Let’s be honest here: if someone decides to transition and does so through an orchiectomy rather than through Genital Confirmation Surgery, I may find that my take was different than their’s on the subject. But, does difference also mean that they, or I, am unreal, un-true? Does it mean that for one of us to exist in the world and be able to live our lives in some relative peace that the other must be exiled to some desert-margin where they’ll be neither seen nor heard? Must “my way or the highway” be the ultimate litmus-test of my sense that another human being is valid and worthy of my esteem?
Well, no. For me it doesn’t mean that at all.
Until “they,” whomever “they” happens to be (wish we knew so we could take steps to annul the forces of “they” before “they” could do any real damage to any of us!) deprive me of my life, liberty and pursuit of property as John Locke dictated, then they haven’t done me a lot of damage, except maybe in my ego. Like most egos mine can probably use a bit of downsizing on occasion.
It’s all well and good to declare that “she isn’t real because she made a sex movie using her penis. I saw it and she admits it and everyone knows that real women don’t use their penises.” OK, but perhaps women who have no other way to pay to bring their bodies and brains into alignment do use their penises. It doesn’t mean they’re not damaged by the sex-trade. It doesn’t make them less-than. It simply means they have employed what was available in order to get the job done. Period. I mean, let’s be real; that’s one of the major dicta of the “true transsexual movement.” “True transsexuals” go all the way at any price, so cut the girl on the street a break.
Or, you who are well-employed or professional and who’ve made it, might consider the good that could be done by donating a portion of your treasure to the establishment of trust that could accumulate donations and employ a couple of people that would assist in helping those who cannot transition fully due to lack of being able to fund transition. I’ve seen the idea broached, but never seen any evidence that it’s been placed into the “reality” we wish to argue so relentlessly over. In fact, the only times I have ever seen that done to date have been efforts by people who were struggling themselves to assist those they felt were struggling even more. The so-called and much cited “successful” transitioners don’t appear willing to set up a foundation at this time.
So it goes. Our battles rage and the battle-cry is often “Shut The Fuck Up because you are full of crap.” I dunno about the efficacy of that particular tactic for bringing people together. I’ve heard that, or something similar, for years myself, beginning with my father when I faced him lo-many-years-ago on a Saturday morning with “I am a girl and I’m gonna be a woman.” The belting that resulted lasted a while and certainly got some immediate results, even some long-range ones.
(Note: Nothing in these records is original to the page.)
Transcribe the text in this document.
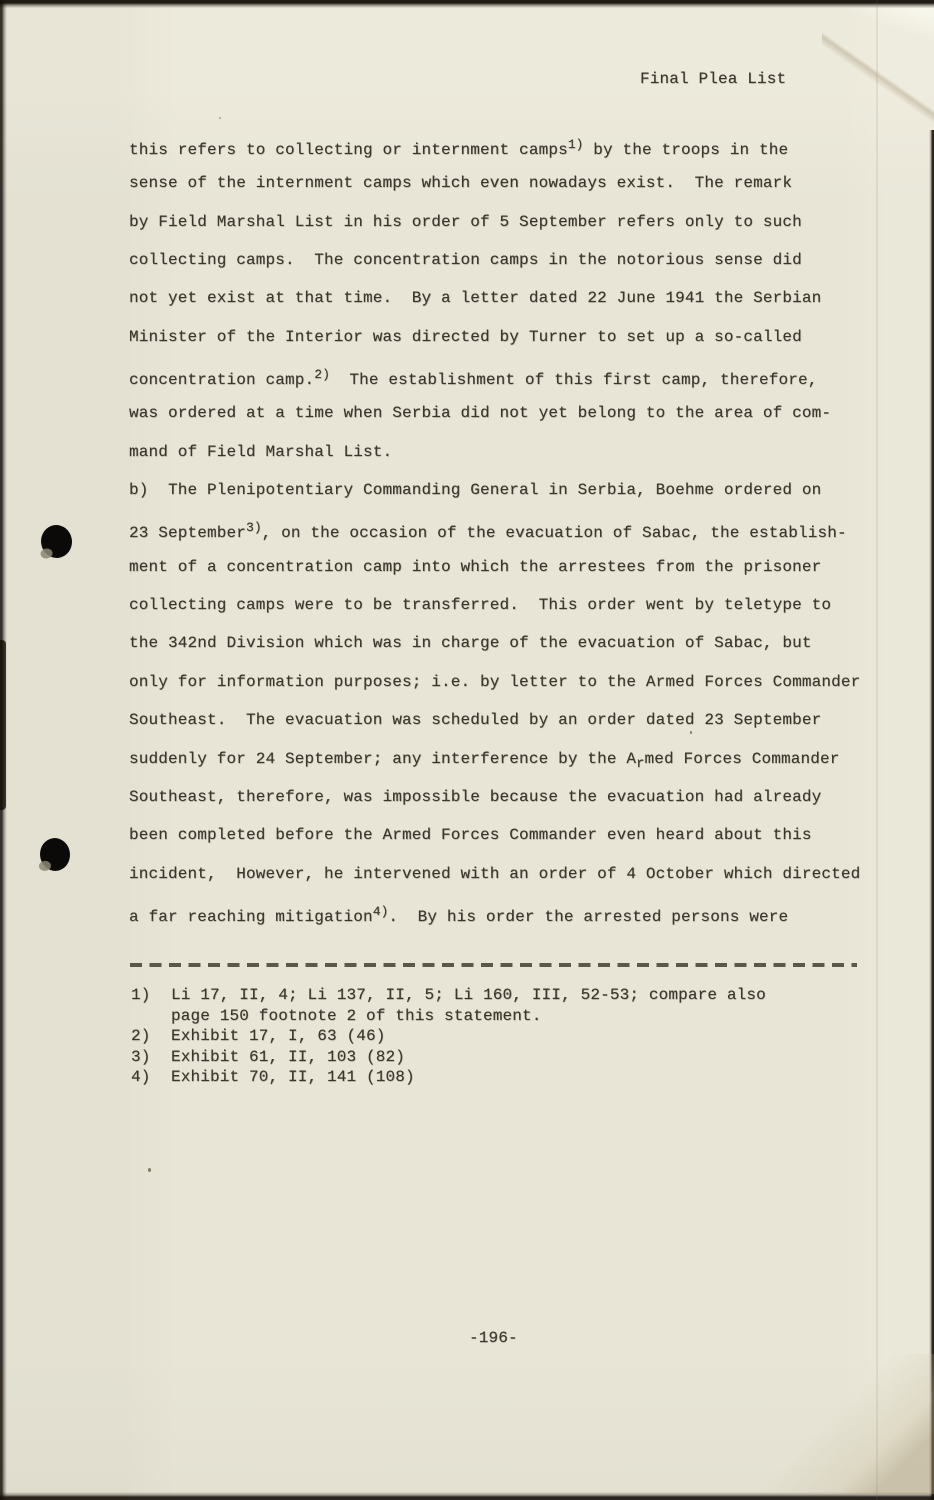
Final Plea List
this refers to collecting or internment camps$^{1)}$ by the troops in the
sense of the internment camps which even nowadays exist.  The remark
by Field Marshal List in his order of 5 September refers only to such
collecting camps.  The concentration camps in the notorious sense did
not yet exist at that time.  By a letter dated 22 June 1941 the Serbian
Minister of the Interior was directed by Turner to set up a so-called
concentration camp.$^{2)}$  The establishment of this first camp, therefore,
was ordered at a time when Serbia did not yet belong to the area of com-
mand of Field Marshal List.
b)  The Plenipotentiary Commanding General in Serbia, Boehme ordered on
23 September$^{3)}$, on the occasion of the evacuation of Sabac, the establish-
ment of a concentration camp into which the arrestees from the prisoner
collecting camps were to be transferred.  This order went by teletype to
the 342nd Division which was in charge of the evacuation of Sabac, but
only for information purposes; i.e. by letter to the Armed Forces Commander
Southeast.  The evacuation was scheduled by an order dated 23 September
suddenly for 24 September; any interference by the $A_rmed$ Forces Commander
Southeast, therefore, was impossible because the evacuation had already
been completed before the Armed Forces Commander even heard about this
incident,  However, he intervened with an order of 4 October which directed
a far reaching mitigation$^{4)}$.  By his order the arrested persons were
1)	Li 17, II, 4; Li 137, II, 5; Li 160, III, 52-53; compare also
page 150 footnote 2 of this statement.
2)	Exhibit 17, I, 63 (46)
3)	Exhibit 61, II, 103 (82)
4)	Exhibit 70, II, 141 (108)
-196-
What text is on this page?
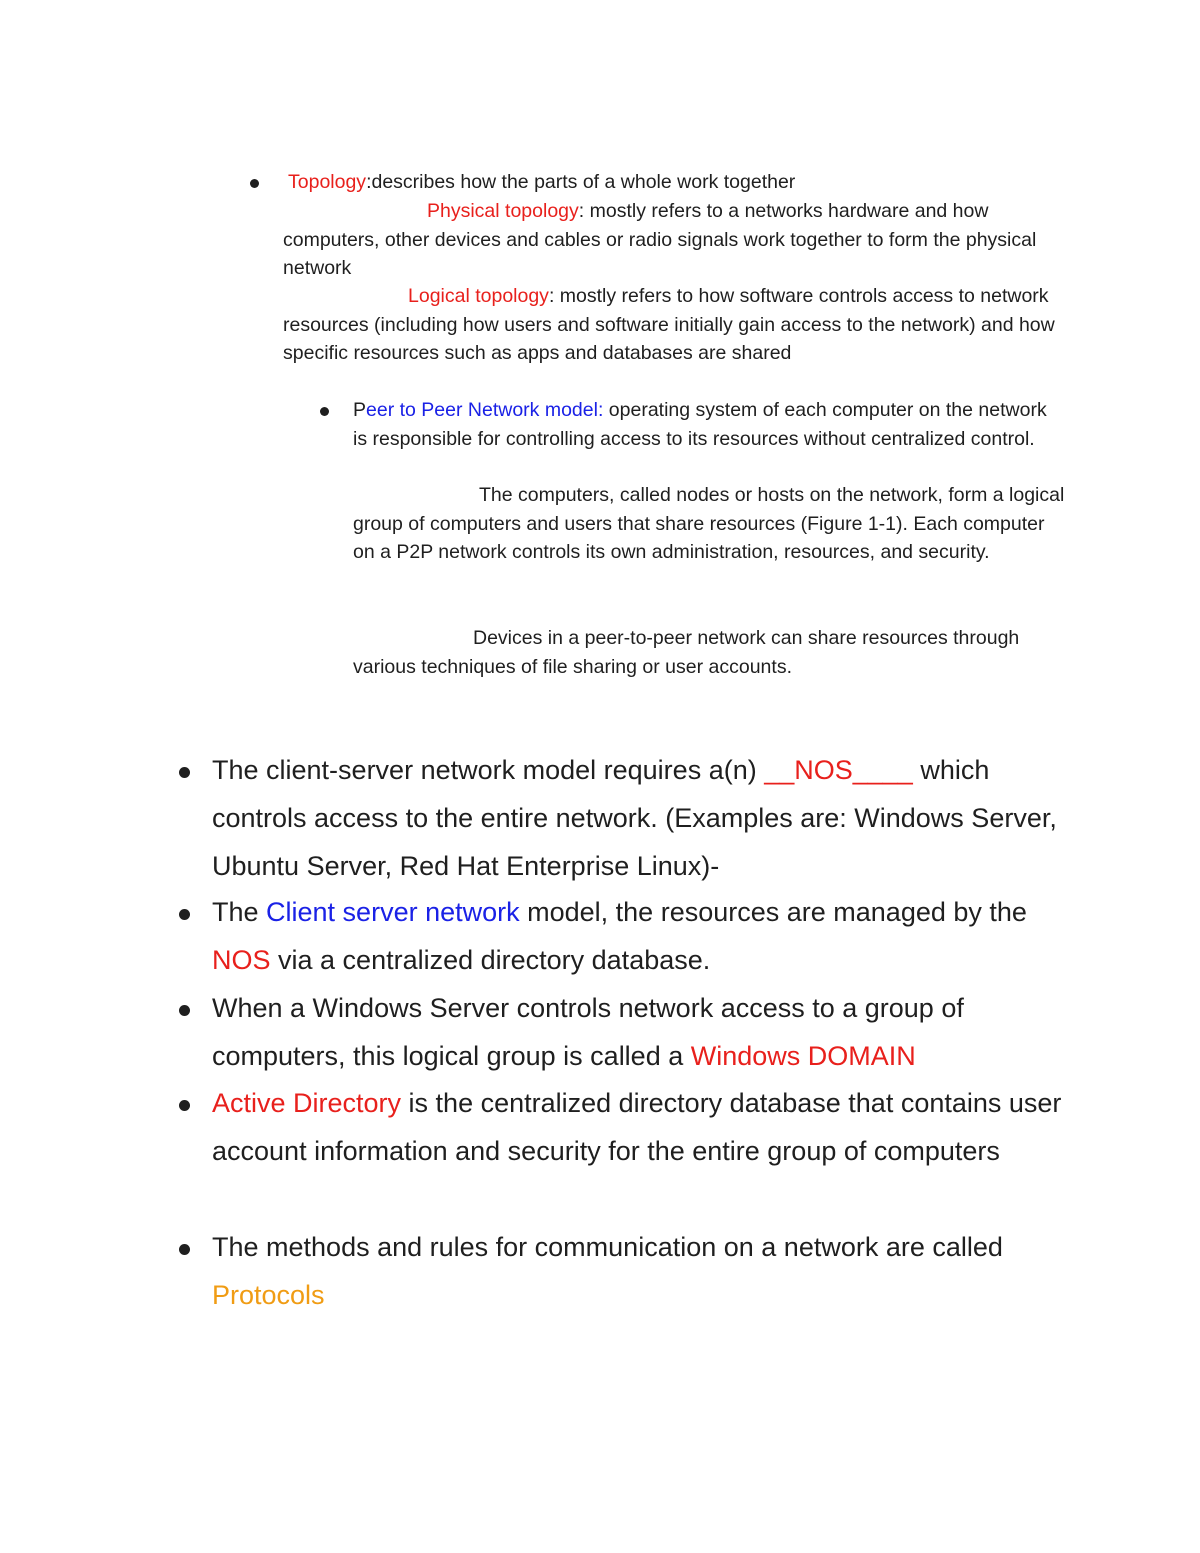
Topology:describes how the parts of a whole work together

Physical topology: mostly refers to a networks hardware and how computers, other devices and cables or radio signals work together to form the physical network

Logical topology: mostly refers to how software controls access to network resources (including how users and software initially gain access to the network) and how specific resources such as apps and databases are shared

Peer to Peer Network model: operating system of each computer on the network is responsible for controlling access to its resources without centralized control.

The computers, called nodes or hosts on the network, form a logical group of computers and users that share resources (Figure 1-1). Each computer on a P2P network controls its own administration, resources, and security.

Devices in a peer-to-peer network can share resources through various techniques of file sharing or user accounts.

The client-server network model requires a(n) __NOS____ which controls access to the entire network. (Examples are: Windows Server, Ubuntu Server, Red Hat Enterprise Linux)-

The Client server network model, the resources are managed by the NOS via a centralized directory database.

When a Windows Server controls network access to a group of computers, this logical group is called a Windows DOMAIN

Active Directory is the centralized directory database that contains user account information and security for the entire group of computers

The methods and rules for communication on a network are called Protocols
I never again spoke with my father about myself, my truly deep self.
But, here I sit many years later being exactly who I said I was gonna be, just another woman, writing a blog and posting it out there for you to read. I suspect that the current arguments that resolve themselves into “STFU” will prove to be similarly successful: at causing and maintaining division and dislike. The new ways will eventually win out, for the old are dying. Soon there will be a new “pat story” for transsexually-historied women and men.
To be very honest, I hope to live to see the day when the old passes quietly into the peace of history and women and men are just fine with being themselves, fully, however they are most comfortable being full.